The lexical-graph retries upsert operations and calls to LLMs and embedding models that don’t succeed. However, failures can still happen. If an extract or build stage fails partway through, you typically don’t want to reprocess chunks that have successfully made their way through the entire graph construction pipeline.

To avoid having to reprocess chunks that have been successfully processed in a previous run, provide a Checkpoint instance to the extract_and_build(), extract() and/or build() methods. A checkpoint adds a checkpoint filter to steps in the extract and build stages, and a checkpoint writer to the end of the build stage. When a chunk is emitted from the build stage, after having been successfully handled by both the graph construction and vector indexing handlers, its id will be written to a save point in the graph index extraction_dir. If a chunk with the same id is subsequently introduced into either the extract or build stage, it will be filtered out by the checkpoint filter.

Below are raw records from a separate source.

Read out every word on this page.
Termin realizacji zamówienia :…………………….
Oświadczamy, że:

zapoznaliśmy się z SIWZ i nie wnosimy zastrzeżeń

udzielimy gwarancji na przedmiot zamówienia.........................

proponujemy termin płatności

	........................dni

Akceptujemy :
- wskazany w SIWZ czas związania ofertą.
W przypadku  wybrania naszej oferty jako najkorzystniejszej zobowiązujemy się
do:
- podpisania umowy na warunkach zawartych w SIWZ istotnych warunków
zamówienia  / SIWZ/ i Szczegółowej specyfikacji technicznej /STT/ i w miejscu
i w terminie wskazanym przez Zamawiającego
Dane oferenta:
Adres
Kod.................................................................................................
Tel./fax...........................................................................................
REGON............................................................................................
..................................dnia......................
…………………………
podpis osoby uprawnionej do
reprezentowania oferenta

The following example passes a checkpoint to the extract_and_build() method:

from graphrag_toolkit.lexical_graph.indexing.build import Checkpoint
checkpoint = Checkpoint('my-checkpoint')
...
graph_index.extract_and_build(docs, checkpoint=checkpoint)

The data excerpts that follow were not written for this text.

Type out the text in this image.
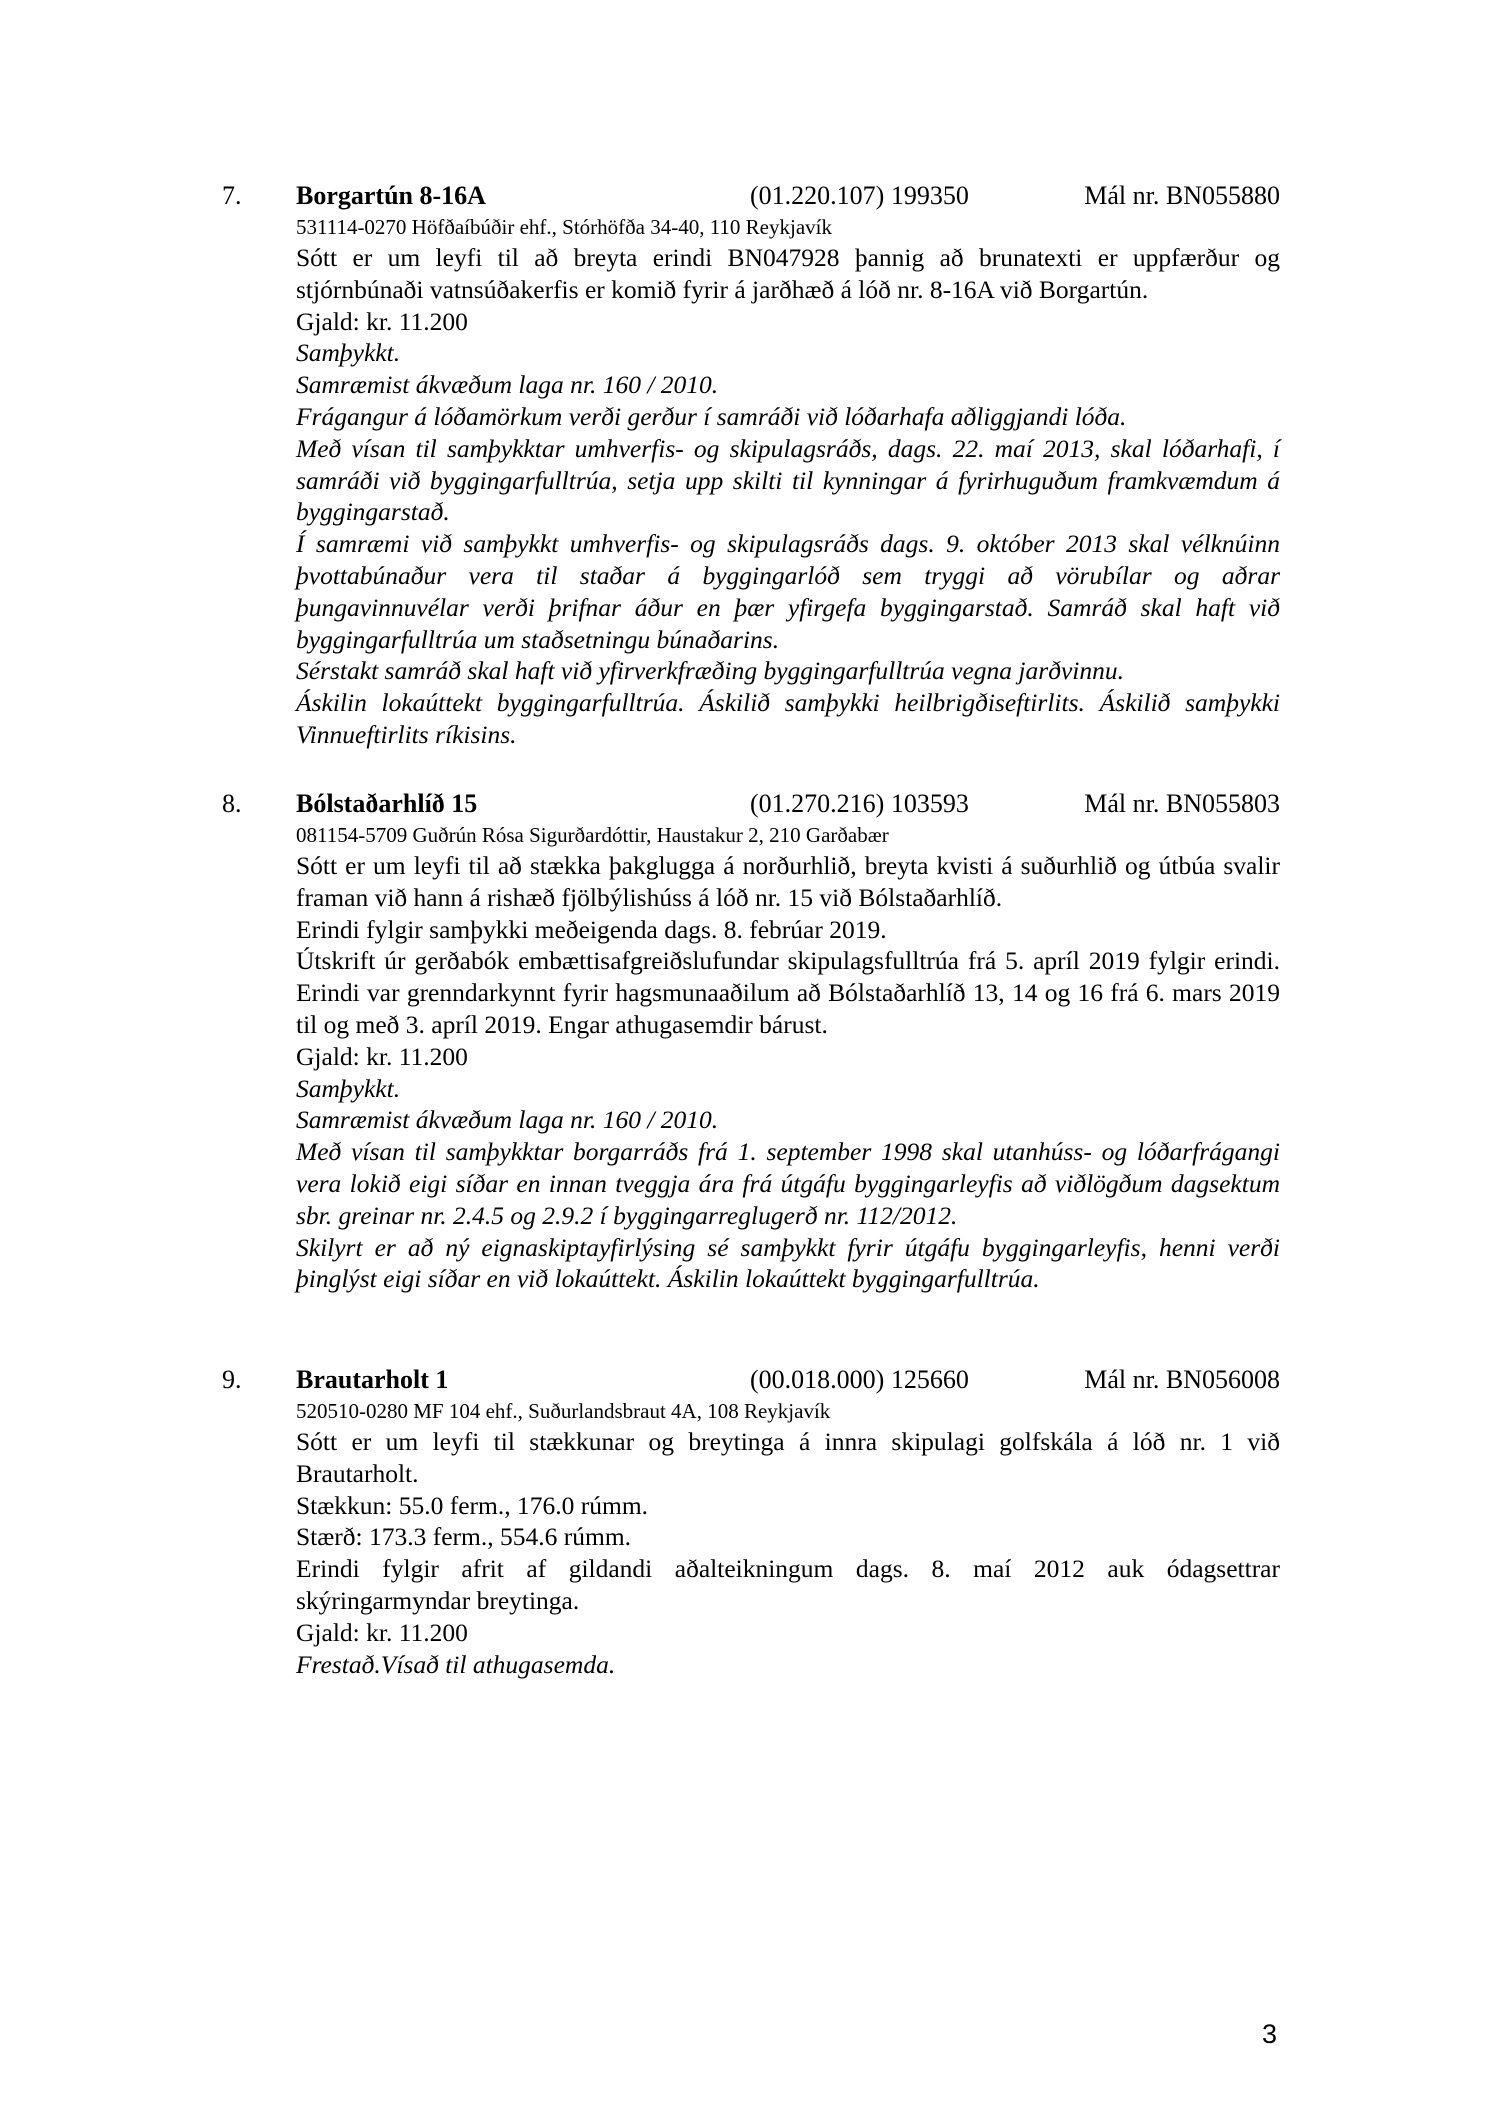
7. Borgartún 8-16A	(01.220.107) 199350	Mál nr. BN055880
531114-0270 Höfðaíbúðir ehf., Stórhöfða 34-40, 110 Reykjavík
Sótt er um leyfi til að breyta erindi BN047928 þannig að brunatexti er uppfærður og stjórnbúnaði vatnsúðakerfis er komið fyrir á jarðhæð á lóð nr. 8-16A við Borgartún.
Gjald: kr. 11.200
Samþykkt.
Samræmist ákvæðum laga nr. 160 / 2010.
Frágangur á lóðamörkum verði gerður í samráði við lóðarhafa aðliggjandi lóða.
Með vísan til samþykktar umhverfis- og skipulagsráðs, dags. 22. maí 2013, skal lóðarhafi, í samráði við byggingarfulltrúa, setja upp skilti til kynningar á fyrirhuguðum framkvæmdum á byggingarstað.
Í samræmi við samþykkt umhverfis- og skipulagsráðs dags. 9. október 2013 skal vélknúinn þvottabúnaður vera til staðar á byggingarlóð sem tryggi að vörubílar og aðrar þungavinnuvélar verði þrifnar áður en þær yfirgefa byggingarstað. Samráð skal haft við byggingarfulltrúa um staðsetningu búnaðarins.
Sérstakt samráð skal haft við yfirverkfræðing byggingarfulltrúa vegna jarðvinnu.
Áskilin lokaúttekt byggingarfulltrúa. Áskilið samþykki heilbrigðiseftirlits. Áskilið samþykki Vinnueftirlits ríkisins.
8. Bólstaðarhlíð 15	(01.270.216) 103593	Mál nr. BN055803
081154-5709 Guðrún Rósa Sigurðardóttir, Haustakur 2, 210 Garðabær
Sótt er um leyfi til að stækka þakglugga á norðurhlið, breyta kvisti á suðurhlið og útbúa svalir framan við hann á rishæð fjölbýlishúss á lóð nr. 15 við Bólstaðarhlíð.
Erindi fylgir samþykki meðeigenda dags. 8. febrúar 2019.
Útskrift úr gerðabók embættisafgreiðslufundar skipulagsfulltrúa frá 5. apríl 2019 fylgir erindi. Erindi var grenndarkynnt fyrir hagsmunaaðilum að Bólstaðarhlíð 13, 14 og 16 frá 6. mars 2019 til og með 3. apríl 2019. Engar athugasemdir bárust.
Gjald: kr. 11.200
Samþykkt.
Samræmist ákvæðum laga nr. 160 / 2010.
Með vísan til samþykktar borgarráðs frá 1. september 1998 skal utanhúss- og lóðarfrágangi vera lokið eigi síðar en innan tveggja ára frá útgáfu byggingarleyfis að viðlögðum dagsektum sbr. greinar nr. 2.4.5 og 2.9.2 í byggingarreglugerð nr. 112/2012.
Skilyrt er að ný eignaskiptayfirlýsing sé samþykkt fyrir útgáfu byggingarleyfis, henni verði þinglýst eigi síðar en við lokaúttekt. Áskilin lokaúttekt byggingarfulltrúa.
9. Brautarholt 1	(00.018.000) 125660	Mál nr. BN056008
520510-0280 MF 104 ehf., Suðurlandsbraut 4A, 108 Reykjavík
Sótt er um leyfi til stækkunar og breytinga á innra skipulagi golfskála á lóð nr. 1 við Brautarholt.
Stækkun: 55.0 ferm., 176.0 rúmm.
Stærð: 173.3 ferm., 554.6 rúmm.
Erindi fylgir afrit af gildandi aðalteikningum dags. 8. maí 2012 auk ódagsettrar skýringarmyndar breytinga.
Gjald: kr. 11.200
Frestað.Vísað til athugasemda.
3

When you create a Checkpoint, you must give it a name. A checkpoint filter will only filter out chunks that were checkpointed by a checkpoint writer with the same name. If you use checkpoints when running separate extract and build processes, ensure the checkpoints have different names. If you use the same name across separate extract and build processes, the build stage will ignore all the chunks created by the extract stage.

Checkpoints do not provide any transactional guarantees. If a chunk is successfully processed by the graph construction handlers, but then fails in a vector indexing handler, it will not make it to the end of the build pipeline, and so will not be checkpointed. If the build stage is restarted, the chunk will be reprocessed by both the graph construction and vector indexing handlers. For stores that support upserts (e.g. Amazon Neptune Database and Amazon Neptune Analytics) this is not an issue.

The lexical-graph does not clean up checkpoints. If you use checkpoints, periodically clean the checkpoint directory of old checkpoint files.